Some additional thoughts regarding some of your points
2) You can’t possibly compare Sampras/Krajicek and Sinncaraz. In fact, I’d say Sinner is a bad matchup for Carlos, he is the perfect player in the very mold that he hates, yet he finds way to win when conditions suit him. That shows overall quality
As for match results, at the end of the day they’re all that matters. Sinner is undoubtedly more dominant within matches but in 2025 so far they win the same amount. Last 52 weeks, 7 percentages points difference in match win %. So advantage sinner, but huge is to much to warrant any kind of Krajiceck / sampras comparison. Carlos won 5 of the last 6 for a reason and while I believe he had clutch and variance somewhat on his side, you don’t achieve that if there is gulf in overall quality even in his favorite conditions.
5) Agree focus matters and is part of performance. I just think that when it comes to the tail end of slams, Carlos practically never shown this to be a problem, so you have to take this into account before suggesting he overachieves. On the other hand, take Zverev : what hinders his percentages / TPW% overall (FH) has always shown up when it mattered. So you have to make a distinction.
6) I think discussing floors and ceilings really matters especially if it results in TPW% bias. De Minaur really is the perfect example of high floor/low ceiling guy and I think it sort of inflates his TPW% compared to guys he frequently loses to because if you just compare their TPW%, you can be left wondering why he just never beats them
All in all this a very deep conversation for one single stat
I feel the gap between the two VS the field is significant on most HC, not so much on clay, grass and slow HC. When it comes to their match-up, it’s also very much speed dependent
I've noticed recently that Sinner tends to miss his forehands into the net, while Alcaraz tends to miss forehands by hitting them out of the court. Is this attributable to technique, intentionality, or both?
Jannik had someone from Formula Medicine in his box in the early rounds. Clearly he worked on his mental side extra hard these past weeks.
I also noticed the service performance - it's almost like the two switched their service tactics b/w the two matches...and in both matches, the relatively conservative server won. It's such a delicate balance.
The best part of their match up is that both are rapidly improving. Carlos improved his serves so much in the past 8 months or so. Jannik is a late boomer and he is still growing and improving. Hope they both take good care of their bodies so we can enjoy many more thrillers to come!

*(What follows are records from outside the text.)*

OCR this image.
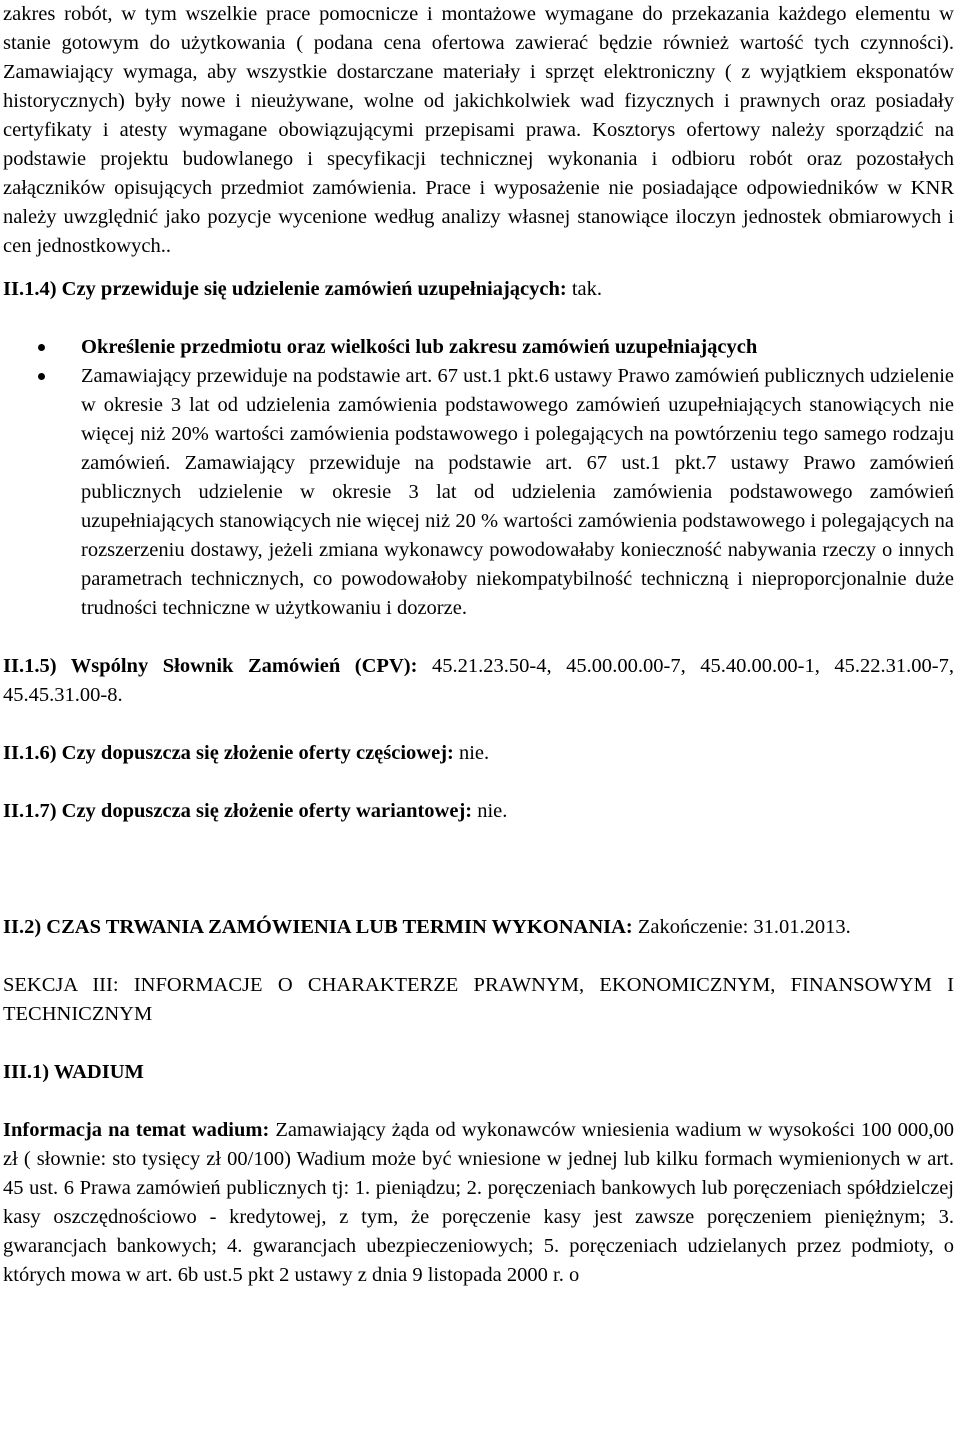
zakres robót, w tym wszelkie prace pomocnicze i montażowe wymagane do przekazania każdego elementu w stanie gotowym do użytkowania ( podana cena ofertowa zawierać będzie również wartość tych czynności). Zamawiający wymaga, aby wszystkie dostarczane materiały i sprzęt elektroniczny ( z wyjątkiem eksponatów historycznych) były nowe i nieużywane, wolne od jakichkolwiek wad fizycznych i prawnych oraz posiadały certyfikaty i atesty wymagane obowiązującymi przepisami prawa. Kosztorys ofertowy należy sporządzić na podstawie projektu budowlanego i specyfikacji technicznej wykonania i odbioru robót oraz pozostałych załączników opisujących przedmiot zamówienia. Prace i wyposażenie nie posiadające odpowiedników w KNR należy uwzględnić jako pozycje wycenione według analizy własnej stanowiące iloczyn jednostek obmiarowych i cen jednostkowych..

II.1.4) Czy przewiduje się udzielenie zamówień uzupełniających: tak.

Określenie przedmiotu oraz wielkości lub zakresu zamówień uzupełniających
Zamawiający przewiduje na podstawie art. 67 ust.1 pkt.6 ustawy Prawo zamówień publicznych udzielenie w okresie 3 lat od udzielenia zamówienia podstawowego zamówień uzupełniających stanowiących nie więcej niż 20% wartości zamówienia podstawowego i polegających na powtórzeniu tego samego rodzaju zamówień. Zamawiający przewiduje na podstawie art. 67 ust.1 pkt.7 ustawy Prawo zamówień publicznych udzielenie w okresie 3 lat od udzielenia zamówienia podstawowego zamówień uzupełniających stanowiących nie więcej niż 20 % wartości zamówienia podstawowego i polegających na rozszerzeniu dostawy, jeżeli zmiana wykonawcy powodowałaby konieczność nabywania rzeczy o innych parametrach technicznych, co powodowałoby niekompatybilność techniczną i nieproporcjonalnie duże trudności techniczne w użytkowaniu i dozorze.

II.1.5) Wspólny Słownik Zamówień (CPV): 45.21.23.50-4, 45.00.00.00-7, 45.40.00.00-1, 45.22.31.00-7, 45.45.31.00-8.

II.1.6) Czy dopuszcza się złożenie oferty częściowej: nie.

II.1.7) Czy dopuszcza się złożenie oferty wariantowej: nie.

II.2) CZAS TRWANIA ZAMÓWIENIA LUB TERMIN WYKONANIA: Zakończenie: 31.01.2013.

SEKCJA III: INFORMACJE O CHARAKTERZE PRAWNYM, EKONOMICZNYM, FINANSOWYM I TECHNICZNYM

III.1) WADIUM

Informacja na temat wadium: Zamawiający żąda od wykonawców wniesienia wadium w wysokości 100 000,00 zł ( słownie: sto tysięcy zł 00/100) Wadium może być wniesione w jednej lub kilku formach wymienionych w art. 45 ust. 6 Prawa zamówień publicznych tj: 1. pieniądzu; 2. poręczeniach bankowych lub poręczeniach spółdzielczej kasy oszczędnościowo - kredytowej, z tym, że poręczenie kasy jest zawsze poręczeniem pieniężnym; 3. gwarancjach bankowych; 4. gwarancjach ubezpieczeniowych; 5. poręczeniach udzielanych przez podmioty, o których mowa w art. 6b ust.5 pkt 2 ustawy z dnia 9 listopada 2000 r. o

Also, I'm hoping the Carlos and his team go into the lab now and prepare for Sinner in a new way. A loss like this, which was not dominant but very convincing, should motivate new thinking.

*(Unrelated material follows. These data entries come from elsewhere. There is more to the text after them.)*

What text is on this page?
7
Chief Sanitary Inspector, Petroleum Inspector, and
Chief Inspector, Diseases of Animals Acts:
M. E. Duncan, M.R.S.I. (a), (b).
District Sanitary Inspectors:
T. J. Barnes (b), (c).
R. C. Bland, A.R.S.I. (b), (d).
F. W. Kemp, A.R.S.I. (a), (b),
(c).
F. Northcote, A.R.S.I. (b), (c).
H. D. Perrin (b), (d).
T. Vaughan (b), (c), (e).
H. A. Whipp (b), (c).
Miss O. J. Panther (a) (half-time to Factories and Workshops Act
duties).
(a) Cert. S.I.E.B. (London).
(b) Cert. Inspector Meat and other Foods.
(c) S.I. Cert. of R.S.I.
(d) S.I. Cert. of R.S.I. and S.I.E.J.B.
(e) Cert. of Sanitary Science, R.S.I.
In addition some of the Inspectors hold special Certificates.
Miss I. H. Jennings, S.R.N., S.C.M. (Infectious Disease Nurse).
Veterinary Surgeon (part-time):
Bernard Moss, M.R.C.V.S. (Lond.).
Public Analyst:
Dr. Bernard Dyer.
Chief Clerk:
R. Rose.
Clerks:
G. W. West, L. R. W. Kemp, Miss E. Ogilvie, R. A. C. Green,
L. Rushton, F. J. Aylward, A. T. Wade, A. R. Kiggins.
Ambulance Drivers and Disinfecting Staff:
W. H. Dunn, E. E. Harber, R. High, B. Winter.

I don't think it's panic stations yet, but he certainly needs to develop that 3/4 second-serve slider that stays lower and stops the obvious "attack off the return" style that gives him so much trouble -- not just Sinner --, Struff/Tiafoe/Humbert/Goffin/Djokovic etc
Also feel the speed at which Sinner has closed the gap on Alcaraz should keep Carlos and team up at night. He's Rafa when Novak started to make gains on him on clay, except here Sinner has basically already come back eye to eye there too. In the span of a year. Fascinating to see how Alcaraz will answer. I was surprised at how he mentally abdicated in the middle of that final.
It's not unusual for Carlos to get verbally/emotionally frustrated and wear those emotions to his box. He was one point away from getting back to 4-4 in the fourth and taking the momentum, so as I said, I don't think it's panic stations yet.

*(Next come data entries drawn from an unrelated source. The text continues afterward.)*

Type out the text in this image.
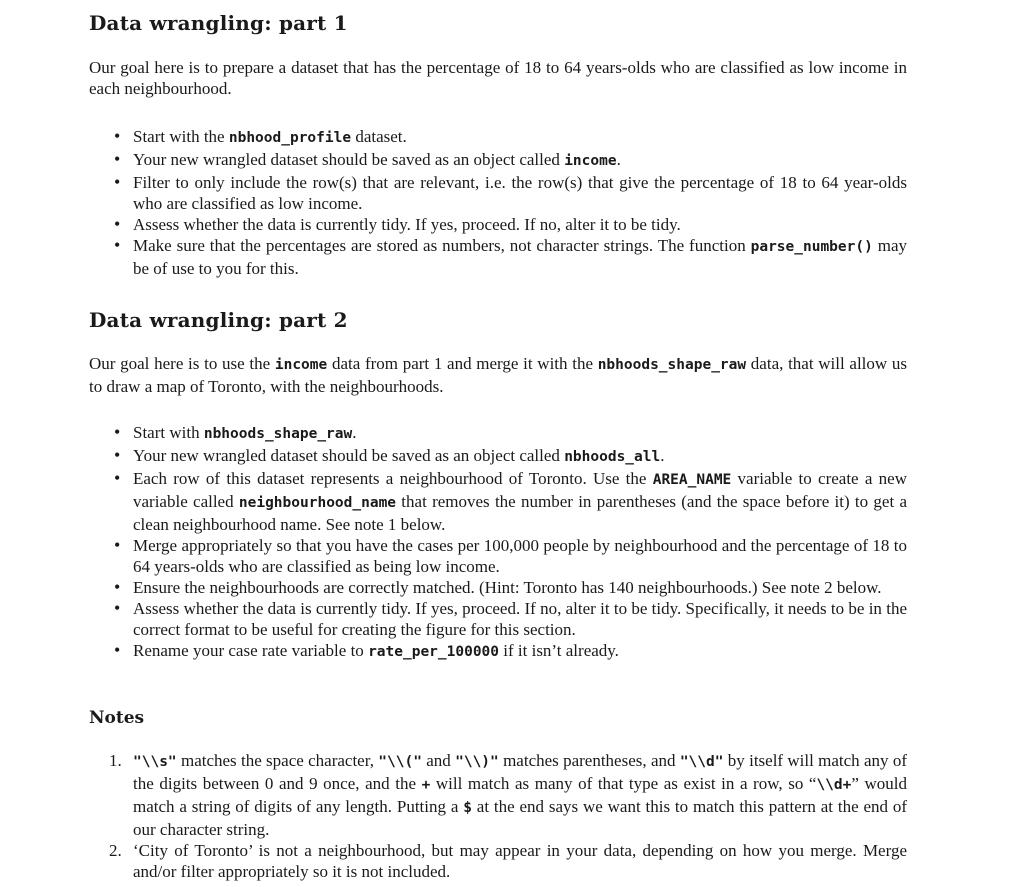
Data wrangling: part 1

Our goal here is to prepare a dataset that has the percentage of 18 to 64 years-olds who are classified as low income in each neighbourhood.

• Start with the nbhood_profile dataset.
• Your new wrangled dataset should be saved as an object called income.
• Filter to only include the row(s) that are relevant, i.e. the row(s) that give the percentage of 18 to 64 year-olds who are classified as low income.
• Assess whether the data is currently tidy. If yes, proceed. If no, alter it to be tidy.
• Make sure that the percentages are stored as numbers, not character strings. The function parse_number() may be of use to you for this.
Data wrangling: part 2

Our goal here is to use the income data from part 1 and merge it with the nbhoods_shape_raw data, that will allow us to draw a map of Toronto, with the neighbourhoods.

• Start with nbhoods_shape_raw.
• Your new wrangled dataset should be saved as an object called nbhoods_all.
• Each row of this dataset represents a neighbourhood of Toronto. Use the AREA_NAME variable to create a new variable called neighbourhood_name that removes the number in parentheses (and the space before it) to get a clean neighbourhood name. See note 1 below.
• Merge appropriately so that you have the cases per 100,000 people by neighbourhood and the percentage of 18 to 64 years-olds who are classified as being low income.
• Ensure the neighbourhoods are correctly matched. (Hint: Toronto has 140 neighbourhoods.) See note 2 below.
• Assess whether the data is currently tidy. If yes, proceed. If no, alter it to be tidy. Specifically, it needs to be in the correct format to be useful for creating the figure for this section.
• Rename your case rate variable to rate_per_100000 if it isn’t already.
Notes
1. "\\s" matches the space character, "\\(" and "\\)" matches parentheses, and "\\d" by itself will match any of the digits between 0 and 9 once, and the + will match as many of that type as exist in a row, so “\\d+” would match a string of digits of any length. Putting a $ at the end says we want this to match this pattern at the end of our character string.
2. ‘City of Toronto’ is not a neighbourhood, but may appear in your data, depending on how you merge. Merge and/or filter appropriately so it is not included.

Here's a take I haven't heard from anyone else: I think in this particular rivalry, Sinner will have the most success on grass, Carlos on clay, and the hard courts will be more even.
Grass blunts too many of Alcaraz's advantages against Sinner: the kick serve, the deep return position, the ability to move more aggressively on offense and defense, the possibility of his forehand getting higher and heavier. And all the things Alcaraz does do well on grass (volleys, slice) he doesn't really get a chance to do much of in this rivalry.
Sinner best chances in order: AO/Wimby/US/RG
The US Open is bouncier than AO, so he gets some of those kick/spin options back, and the truer bounce allows him to take bigger cuts/risk with his forehand, and the surer footing allows him to be very aggressive with his movements (sliding, returning from very deep, etc.).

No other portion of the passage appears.